0
votes

While I am reading CSV data from a directory which contains double values and applying streaming K-means model on it as follows,

//CSV file

40.729,-73.9422
40.7476,-73.9871
40.7424,-74.0044
40.751,-73.9869
40.7406,-73.9902
.....

//SBT dependencies:

name := "Application name"

version := "0.1"

scalaVersion := "2.11.12"
val sparkVersion ="2.3.1"

libraryDependencies ++= Seq(
"org.apache.spark" %% "spark-core" % sparkVersion,
"org.apache.spark" % "spark-streaming_2.11" % sparkVersion,
"org.apache.spark" %% "spark-mllib" % "2.3.1")

//import statement

import org.apache.spark.sql.{DataFrame, SparkSession}
import org.apache.spark.sql.streaming.OutputMode
import org.apache.spark.sql.types._
import org.apache.spark.{SparkConf, SparkContext, rdd}
import org.apache.spark.streaming.{Seconds, StreamingContext}
import org.apache.spark.mllib.clustering.{ KMeans,StreamingKMeans}
import org.apache.spark.mllib.linalg.Vectors

//Reading Csv data

val trainingData = ssc.textFileStream ("directory path") 
                      .map(x=>x.toDouble)
                      .map(x=>Vectors.dense(x))
// applying Streaming kmeans model
val model = new StreamingKMeans()
  .setK(numClusters)
  .setDecayFactor(1.0)
  .setRandomCenters(numDimensions, 0.0)
model.trainOn(trainingData)

I get the following error:

18/07/24 11:20:04 ERROR Executor: Exception in task 0.0 in stage 2.0 (TID 1) java.lang.NumberFormatException: For input string: "40.7473,-73.9857" at sun.misc.FloatingDecimal.readJavaFormatString(FloatingDecimal.java:2043) at sun.misc.FloatingDecimal.parseDouble(FloatingDecimal.java:110) at java.lang.Double.parseDouble(Double.java:538) at scala.collection.immutable.StringLike$class.toDouble(StringLike.scala:285) at scala.collection.immutable.StringOps.toDouble(StringOps.scala:29) at ubu$$anonfun$1.apply(uberclass.scala:305) at ubu$$anonfun$1.apply(uberclass.scala:305) at scala.collection.Iterator$$anon$11.next(Iterator.scala:410) at scala.collection.Iterator$$anon$11.next(Iterator.scala:410) at scala.collection.Iterator$$anon$11.next(Iterator.scala:410) at org.apache.spark.util.collection.ExternalSorter.insertAll(ExternalSorter.scala:193) at org.apache.spark.shuffle.sort.SortShuffleWriter.write(SortShuffleWriter.scala:63) at org.apache.spark.scheduler.ShuffleMapTask.runTask(ShuffleMapTask.scala:96) at org.apache.spark.scheduler.ShuffleMapTask.runTask(ShuffleMapTask.scala:53) at org.apache.spark.scheduler.Task.run(Task.scala:109) at org.apache.spark.executor.Executor$TaskRunner.run(Executor.scala:345) at java.util.concurrent.ThreadPoolExecutor.runWorker(ThreadPoolExecutor.java:1149) at java.util.concurrent.ThreadPoolExecutor$Worker.run(ThreadPoolExecutor.java:624) at java.lang.Thread.run(Thread.java:748) Exception in thread "streaming-job-executor-0" java.lang.Error: java.lang.InterruptedException at java.util.concurrent.ThreadPoolExecutor.runWorker(ThreadPoolExecutor.java:1155) at java.util.concurrent.ThreadPoolExecutor$Worker.run(ThreadPoolExecutor.java:624) at java.lang.Thread.run(Thread.java:748)

Can anyone please help?

1
The error message is pretty clear, the string "40.7473,-73.9857" is not a number.

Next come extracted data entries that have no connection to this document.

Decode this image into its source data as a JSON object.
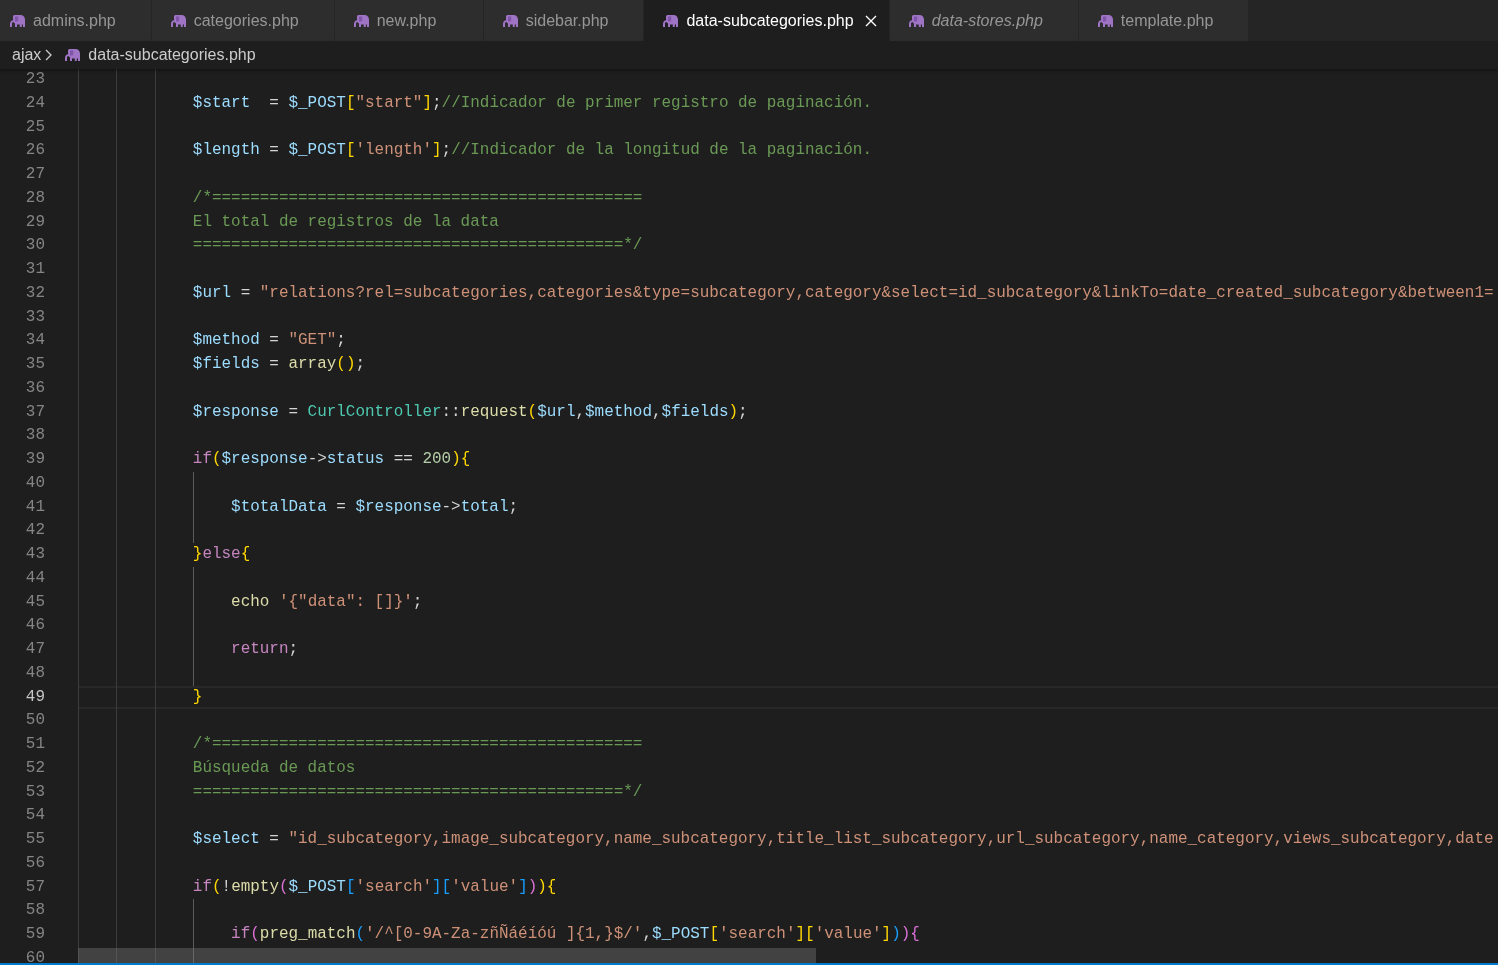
{
  "tabs": [
    {
      "label": "admins.php",
      "selected": false,
      "preview": false
    },
    {
      "label": "categories.php",
      "selected": false,
      "preview": false
    },
    {
      "label": "new.php",
      "selected": false,
      "preview": false
    },
    {
      "label": "sidebar.php",
      "selected": false,
      "preview": false
    },
    {
      "label": "data-subcategories.php",
      "selected": true,
      "preview": false
    },
    {
      "label": "data-stores.php",
      "selected": false,
      "preview": true
    },
    {
      "label": "template.php",
      "selected": false,
      "preview": false
    }
  ],
  "breadcrumb": [
    {
      "label": "ajax",
      "kind": "folder"
    },
    {
      "label": "data-subcategories.php",
      "kind": "file"
    }
  ],
  "editor": {
    "lines": [
      {
        "number": "23",
        "current": false
      },
      {
        "number": "24",
        "current": false,
        "tokens": [
          {
            "text": "$start",
            "kind": "variable"
          },
          {
            "text": "  = ",
            "kind": "operator"
          },
          {
            "text": "$_POST",
            "kind": "variable"
          },
          {
            "text": "[",
            "kind": "bracket1"
          },
          {
            "text": "\"start\"",
            "kind": "string"
          },
          {
            "text": "]",
            "kind": "bracket1"
          },
          {
            "text": ";",
            "kind": "operator"
          },
          {
            "text": "//Indicador de primer registro de paginación.",
            "kind": "comment"
          }
        ]
      },
      {
        "number": "25",
        "current": false
      },
      {
        "number": "26",
        "current": false,
        "tokens": [
          {
            "text": "$length",
            "kind": "variable"
          },
          {
            "text": " = ",
            "kind": "operator"
          },
          {
            "text": "$_POST",
            "kind": "variable"
          },
          {
            "text": "[",
            "kind": "bracket1"
          },
          {
            "text": "'length'",
            "kind": "string"
          },
          {
            "text": "]",
            "kind": "bracket1"
          },
          {
            "text": ";",
            "kind": "operator"
          },
          {
            "text": "//Indicador de la longitud de la paginación.",
            "kind": "comment"
          }
        ]
      },
      {
        "number": "27",
        "current": false
      },
      {
        "number": "28",
        "current": false,
        "tokens": [
          {
            "text": "/*=============================================",
            "kind": "comment"
          }
        ]
      },
      {
        "number": "29",
        "current": false,
        "tokens": [
          {
            "text": "El total de registros de la data",
            "kind": "comment"
          }
        ]
      },
      {
        "number": "30",
        "current": false,
        "tokens": [
          {
            "text": "=============================================*/",
            "kind": "comment"
          }
        ]
      },
      {
        "number": "31",
        "current": false
      },
      {
        "number": "32",
        "current": false,
        "tokens": [
          {
            "text": "$url",
            "kind": "variable"
          },
          {
            "text": " = ",
            "kind": "operator"
          },
          {
            "text": "\"relations?rel=subcategories,categories&type=subcategory,category&select=id_subcategory&linkTo=date_created_subcategory&between1=",
            "kind": "string"
          }
        ]
      },
      {
        "number": "33",
        "current": false
      },
      {
        "number": "34",
        "current": false,
        "tokens": [
          {
            "text": "$method",
            "kind": "variable"
          },
          {
            "text": " = ",
            "kind": "operator"
          },
          {
            "text": "\"GET\"",
            "kind": "string"
          },
          {
            "text": ";",
            "kind": "operator"
          }
        ]
      },
      {
        "number": "35",
        "current": false,
        "tokens": [
          {
            "text": "$fields",
            "kind": "variable"
          },
          {
            "text": " = ",
            "kind": "operator"
          },
          {
            "text": "array",
            "kind": "function"
          },
          {
            "text": "()",
            "kind": "bracket1"
          },
          {
            "text": ";",
            "kind": "operator"
          }
        ]
      },
      {
        "number": "36",
        "current": false
      },
      {
        "number": "37",
        "current": false,
        "tokens": [
          {
            "text": "$response",
            "kind": "variable"
          },
          {
            "text": " = ",
            "kind": "operator"
          },
          {
            "text": "CurlController",
            "kind": "class"
          },
          {
            "text": "::",
            "kind": "operator"
          },
          {
            "text": "request",
            "kind": "function"
          },
          {
            "text": "(",
            "kind": "bracket1"
          },
          {
            "text": "$url",
            "kind": "variable"
          },
          {
            "text": ",",
            "kind": "operator"
          },
          {
            "text": "$method",
            "kind": "variable"
          },
          {
            "text": ",",
            "kind": "operator"
          },
          {
            "text": "$fields",
            "kind": "variable"
          },
          {
            "text": ")",
            "kind": "bracket1"
          },
          {
            "text": ";",
            "kind": "operator"
          }
        ]
      },
      {
        "number": "38",
        "current": false
      },
      {
        "number": "39",
        "current": false,
        "tokens": [
          {
            "text": "if",
            "kind": "keyword"
          },
          {
            "text": "(",
            "kind": "bracket1"
          },
          {
            "text": "$response",
            "kind": "variable"
          },
          {
            "text": "->",
            "kind": "operator"
          },
          {
            "text": "status",
            "kind": "variable"
          },
          {
            "text": " == ",
            "kind": "operator"
          },
          {
            "text": "200",
            "kind": "number"
          },
          {
            "text": ")",
            "kind": "bracket1"
          },
          {
            "text": "{",
            "kind": "bracket1"
          }
        ],
        "children": [
          {
            "number": "40",
            "current": false
          },
          {
            "number": "41",
            "current": false,
            "tokens": [
              {
                "text": "$totalData",
                "kind": "variable"
              },
              {
                "text": " = ",
                "kind": "operator"
              },
              {
                "text": "$response",
                "kind": "variable"
              },
              {
                "text": "->",
                "kind": "operator"
              },
              {
                "text": "total",
                "kind": "variable"
              },
              {
                "text": ";",
                "kind": "operator"
              }
            ]
          },
          {
            "number": "42",
            "current": false
          }
        ]
      },
      {
        "number": "43",
        "current": false,
        "tokens": [
          {
            "text": "}",
            "kind": "bracket1"
          },
          {
            "text": "else",
            "kind": "keyword"
          },
          {
            "text": "{",
            "kind": "bracket1"
          }
        ],
        "children": [
          {
            "number": "44",
            "current": false
          },
          {
            "number": "45",
            "current": false,
            "tokens": [
              {
                "text": "echo ",
                "kind": "function"
              },
              {
                "text": "'{\"data\": []}'",
                "kind": "string"
              },
              {
                "text": ";",
                "kind": "operator"
              }
            ]
          },
          {
            "number": "46",
            "current": false
          },
          {
            "number": "47",
            "current": false,
            "tokens": [
              {
                "text": "return",
                "kind": "keyword"
              },
              {
                "text": ";",
                "kind": "operator"
              }
            ]
          },
          {
            "number": "48",
            "current": false
          }
        ]
      },
      {
        "number": "49",
        "current": true,
        "tokens": [
          {
            "text": "}",
            "kind": "bracket1"
          }
        ]
      },
      {
        "number": "50",
        "current": false
      },
      {
        "number": "51",
        "current": false,
        "tokens": [
          {
            "text": "/*=============================================",
            "kind": "comment"
          }
        ]
      },
      {
        "number": "52",
        "current": false,
        "tokens": [
          {
            "text": "Búsqueda de datos",
            "kind": "comment"
          }
        ]
      },
      {
        "number": "53",
        "current": false,
        "tokens": [
          {
            "text": "=============================================*/",
            "kind": "comment"
          }
        ]
      },
      {
        "number": "54",
        "current": false
      },
      {
        "number": "55",
        "current": false,
        "tokens": [
          {
            "text": "$select",
            "kind": "variable"
          },
          {
            "text": " = ",
            "kind": "operator"
          },
          {
            "text": "\"id_subcategory,image_subcategory,name_subcategory,title_list_subcategory,url_subcategory,name_category,views_subcategory,date",
            "kind": "string"
          }
        ]
      },
      {
        "number": "56",
        "current": false
      },
      {
        "number": "57",
        "current": false,
        "tokens": [
          {
            "text": "if",
            "kind": "keyword"
          },
          {
            "text": "(",
            "kind": "bracket1"
          },
          {
            "text": "!",
            "kind": "operator"
          },
          {
            "text": "empty",
            "kind": "function"
          },
          {
            "text": "(",
            "kind": "bracket2"
          },
          {
            "text": "$_POST",
            "kind": "variable"
          },
          {
            "text": "[",
            "kind": "bracket3"
          },
          {
            "text": "'search'",
            "kind": "string"
          },
          {
            "text": "]",
            "kind": "bracket3"
          },
          {
            "text": "[",
            "kind": "bracket3"
          },
          {
            "text": "'value'",
            "kind": "string"
          },
          {
            "text": "]",
            "kind": "bracket3"
          },
          {
            "text": ")",
            "kind": "bracket2"
          },
          {
            "text": ")",
            "kind": "bracket1"
          },
          {
            "text": "{",
            "kind": "bracket1"
          }
        ],
        "children": [
          {
            "number": "58",
            "current": false
          },
          {
            "number": "59",
            "current": false,
            "tokens": [
              {
                "text": "if",
                "kind": "keyword"
              },
              {
                "text": "(",
                "kind": "bracket2"
              },
              {
                "text": "preg_match",
                "kind": "function"
              },
              {
                "text": "(",
                "kind": "bracket3"
              },
              {
                "text": "'/^[0-9A-Za-zñÑáéíóú ]{1,}$/'",
                "kind": "string"
              },
              {
                "text": ",",
                "kind": "operator"
              },
              {
                "text": "$_POST",
                "kind": "variable"
              },
              {
                "text": "[",
                "kind": "bracket1"
              },
              {
                "text": "'search'",
                "kind": "string"
              },
              {
                "text": "]",
                "kind": "bracket1"
              },
              {
                "text": "[",
                "kind": "bracket1"
              },
              {
                "text": "'value'",
                "kind": "string"
              },
              {
                "text": "]",
                "kind": "bracket1"
              },
              {
                "text": ")",
                "kind": "bracket3"
              },
              {
                "text": ")",
                "kind": "bracket2"
              },
              {
                "text": "{",
                "kind": "bracket2"
              }
            ]
          },
          {
            "number": "60",
            "current": false
          }
        ]
      }
    ]
  }
}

It's two numbers separated by a comma. You need to split(",") it.jwvh
Thanks for your reply.@jwvh But after using split function as below : ` var trainingData = ssc.textFileStream(" directory path").map(x=>x.split(',').map(_.toDouble)).map(x=>Vectors.dense(x)) ` It gives this error: java.lang.IllegalArgumentException: requirement failed at scala.Predef$.require(Predef.scala:212)priti baheti
I'm only guessing but I rather doubt that you are passing the correct type to the Vectors.dense() method. You might try: .map(_.split(',').map(x=>Vectors.dense(x.toDouble)))jwvh
@jwvh I did the way you suggested. But it results in a Dstream vector of type DStream[Array[Vector]] which is not accepted by trainOn method of Streaming K-means. It needs Stream data of type DStream[Vector]priti baheti
Did you get a proper result in predictOnValues?Suzy Tros

1 Answers

1
votes

There was a dimension issue. The dimension of the vector and numDimension passed to streaming K-means model should be the same.